West Virginia is a state whose population is disproportionally likely to benefit from the Affordable Care Act’s subsidized health insurance markets. It has a large population of people who need health insurance and who earn between 100% and 400% Federal Poverty Level (FPL). It has light to non-existent competition on Healthcare.gov so the stable equilibrium may not be converged pricing in every county which compresses the premiums spread.
However since 2017, the total share of Healthcare.gov enrollment that West Virginia supplies has gone down.
For the 2021 OEP, national enrollment increased. It increased on Healthcare.gov once we adjusted for two more states with 7% of the 2020 enrollment leaving the platform and going totheir own exchanges. However, West Virginia lost enrollment again.
There are two things going on, I think.
First, we have good evidence that partisanship matters. Republican leaning counties (and states) tend to have less enrollment at any given price point than a comparable Democratic leaning area. The elite messaging that conservative leaning partisans have heard is that the ACA is horrendous and should be avoided. That (probably) matters.
This obstacle can be overcome through superior pricing.
Here, West Virginia has made a policy choice. The state government has decided that they will not structure their market to provide increased affordability for subsidized buyers. Since 2018, Cost Sharing Reduction (CSR) subsidies are not paid directly by the federal government. Instead, the benefit must be provided and insurers can seek compensation through indirect means via the premium channel.
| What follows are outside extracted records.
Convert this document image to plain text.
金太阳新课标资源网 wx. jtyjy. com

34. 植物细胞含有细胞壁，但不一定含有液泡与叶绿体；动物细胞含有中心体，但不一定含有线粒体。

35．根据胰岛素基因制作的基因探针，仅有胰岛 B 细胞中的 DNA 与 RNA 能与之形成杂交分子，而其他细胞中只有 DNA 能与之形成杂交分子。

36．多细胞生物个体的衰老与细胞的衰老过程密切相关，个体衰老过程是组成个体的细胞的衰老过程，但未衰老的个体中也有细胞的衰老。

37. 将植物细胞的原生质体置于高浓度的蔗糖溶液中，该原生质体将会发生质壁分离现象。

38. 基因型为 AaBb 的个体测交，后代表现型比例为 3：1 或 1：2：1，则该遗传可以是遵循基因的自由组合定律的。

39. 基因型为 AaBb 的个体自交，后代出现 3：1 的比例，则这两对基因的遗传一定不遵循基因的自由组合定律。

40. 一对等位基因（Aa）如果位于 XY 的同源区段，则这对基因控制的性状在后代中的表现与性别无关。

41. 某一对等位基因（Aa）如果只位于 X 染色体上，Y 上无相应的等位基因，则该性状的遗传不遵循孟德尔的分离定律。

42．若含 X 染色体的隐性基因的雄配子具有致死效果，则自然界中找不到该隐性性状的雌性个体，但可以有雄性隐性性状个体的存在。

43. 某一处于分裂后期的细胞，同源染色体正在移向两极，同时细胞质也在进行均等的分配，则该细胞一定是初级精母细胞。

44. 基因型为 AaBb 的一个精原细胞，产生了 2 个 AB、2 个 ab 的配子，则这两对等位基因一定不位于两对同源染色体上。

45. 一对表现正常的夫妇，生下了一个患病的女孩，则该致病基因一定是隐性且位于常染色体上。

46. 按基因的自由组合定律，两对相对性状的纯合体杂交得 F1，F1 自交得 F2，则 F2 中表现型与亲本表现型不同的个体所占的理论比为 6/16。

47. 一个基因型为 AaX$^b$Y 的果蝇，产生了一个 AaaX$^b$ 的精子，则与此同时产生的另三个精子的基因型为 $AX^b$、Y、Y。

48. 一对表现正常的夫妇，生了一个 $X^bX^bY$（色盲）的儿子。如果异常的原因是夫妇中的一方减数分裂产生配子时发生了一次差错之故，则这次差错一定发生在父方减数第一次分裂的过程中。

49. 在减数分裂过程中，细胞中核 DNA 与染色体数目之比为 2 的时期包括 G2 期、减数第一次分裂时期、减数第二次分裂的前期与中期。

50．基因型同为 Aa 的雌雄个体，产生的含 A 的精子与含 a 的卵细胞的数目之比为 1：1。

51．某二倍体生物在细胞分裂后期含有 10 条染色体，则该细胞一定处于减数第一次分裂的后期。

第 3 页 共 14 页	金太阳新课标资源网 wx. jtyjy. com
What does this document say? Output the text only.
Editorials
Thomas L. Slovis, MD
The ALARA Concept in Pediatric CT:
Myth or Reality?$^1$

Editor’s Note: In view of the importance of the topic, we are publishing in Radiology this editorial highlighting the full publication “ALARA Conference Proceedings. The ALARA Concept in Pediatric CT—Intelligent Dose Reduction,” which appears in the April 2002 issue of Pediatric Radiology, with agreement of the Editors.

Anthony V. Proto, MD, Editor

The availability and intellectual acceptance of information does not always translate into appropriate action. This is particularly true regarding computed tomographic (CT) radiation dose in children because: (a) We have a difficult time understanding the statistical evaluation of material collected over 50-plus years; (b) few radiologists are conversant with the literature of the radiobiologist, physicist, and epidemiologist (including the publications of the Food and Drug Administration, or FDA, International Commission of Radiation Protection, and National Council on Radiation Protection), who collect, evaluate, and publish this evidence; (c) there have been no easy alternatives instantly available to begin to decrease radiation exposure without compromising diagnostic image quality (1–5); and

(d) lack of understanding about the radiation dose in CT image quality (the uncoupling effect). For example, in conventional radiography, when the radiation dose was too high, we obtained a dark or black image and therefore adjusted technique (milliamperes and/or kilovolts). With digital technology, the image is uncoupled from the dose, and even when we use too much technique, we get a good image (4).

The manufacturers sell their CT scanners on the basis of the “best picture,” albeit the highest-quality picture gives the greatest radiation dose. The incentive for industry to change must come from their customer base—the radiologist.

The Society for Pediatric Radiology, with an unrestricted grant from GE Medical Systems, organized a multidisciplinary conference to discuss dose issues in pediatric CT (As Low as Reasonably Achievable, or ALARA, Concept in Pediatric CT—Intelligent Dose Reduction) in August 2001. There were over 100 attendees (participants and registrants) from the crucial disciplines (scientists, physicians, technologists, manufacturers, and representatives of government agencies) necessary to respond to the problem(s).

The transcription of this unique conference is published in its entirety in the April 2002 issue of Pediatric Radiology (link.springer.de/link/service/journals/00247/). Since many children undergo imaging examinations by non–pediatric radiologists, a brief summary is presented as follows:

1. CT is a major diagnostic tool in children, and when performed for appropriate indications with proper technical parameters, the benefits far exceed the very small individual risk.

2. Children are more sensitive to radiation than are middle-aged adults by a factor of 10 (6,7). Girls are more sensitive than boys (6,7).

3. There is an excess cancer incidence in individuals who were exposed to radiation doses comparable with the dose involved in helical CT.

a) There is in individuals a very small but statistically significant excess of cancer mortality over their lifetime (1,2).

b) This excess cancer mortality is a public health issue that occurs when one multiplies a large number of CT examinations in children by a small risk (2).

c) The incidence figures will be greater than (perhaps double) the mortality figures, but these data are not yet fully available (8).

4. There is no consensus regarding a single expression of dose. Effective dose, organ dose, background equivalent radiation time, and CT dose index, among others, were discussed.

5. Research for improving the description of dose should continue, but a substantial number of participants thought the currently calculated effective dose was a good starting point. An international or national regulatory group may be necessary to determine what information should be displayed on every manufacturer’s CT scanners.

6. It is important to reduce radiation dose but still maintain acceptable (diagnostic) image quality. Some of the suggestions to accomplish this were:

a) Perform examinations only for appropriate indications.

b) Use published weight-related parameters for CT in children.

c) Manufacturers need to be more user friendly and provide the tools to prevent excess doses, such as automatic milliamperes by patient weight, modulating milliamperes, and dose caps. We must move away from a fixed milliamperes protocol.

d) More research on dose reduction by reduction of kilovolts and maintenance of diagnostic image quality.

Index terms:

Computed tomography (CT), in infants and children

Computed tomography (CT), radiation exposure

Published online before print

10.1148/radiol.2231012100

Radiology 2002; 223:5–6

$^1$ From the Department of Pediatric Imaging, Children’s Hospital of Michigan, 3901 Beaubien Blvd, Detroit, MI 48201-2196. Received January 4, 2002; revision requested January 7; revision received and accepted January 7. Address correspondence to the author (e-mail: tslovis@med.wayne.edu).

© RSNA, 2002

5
The overwhelming majority (48) states currently have insurers “Silver load” CSR benefits onto the silver premiums. This increases the silver premiums relative to gold and bronze plans and produces larger than 2017 status quo counterfactual subsidies. That means a lot of people are either exposed to zero premium bronze plans OR see gold plans with significantly less cost sharing priced near silver plans. The value proposition in silver load states for people who don’t want to buy silver plans just got a whole lot better and people who bought silver plans in previous years sometimes move to non-silver plans.
Three states, West Virginia, Indiana and Mississippi, mandate a different CSR compensation scheme. These states require insurers to spread the CSR costs to all plans in a system known as Broad loading. Broad loading results in minimal changes in relative premium spreads compared to 2017 policy. Few people see a better deal now than they did under the Obama administration in these states.
The combination of partisan response and the deliberate embrace of broad loading’s inability to provide a different set of pricing facts and reality to counter-act that partisan response in West Virginia has resulted in a shrinking ACA market in the Mountaineer State.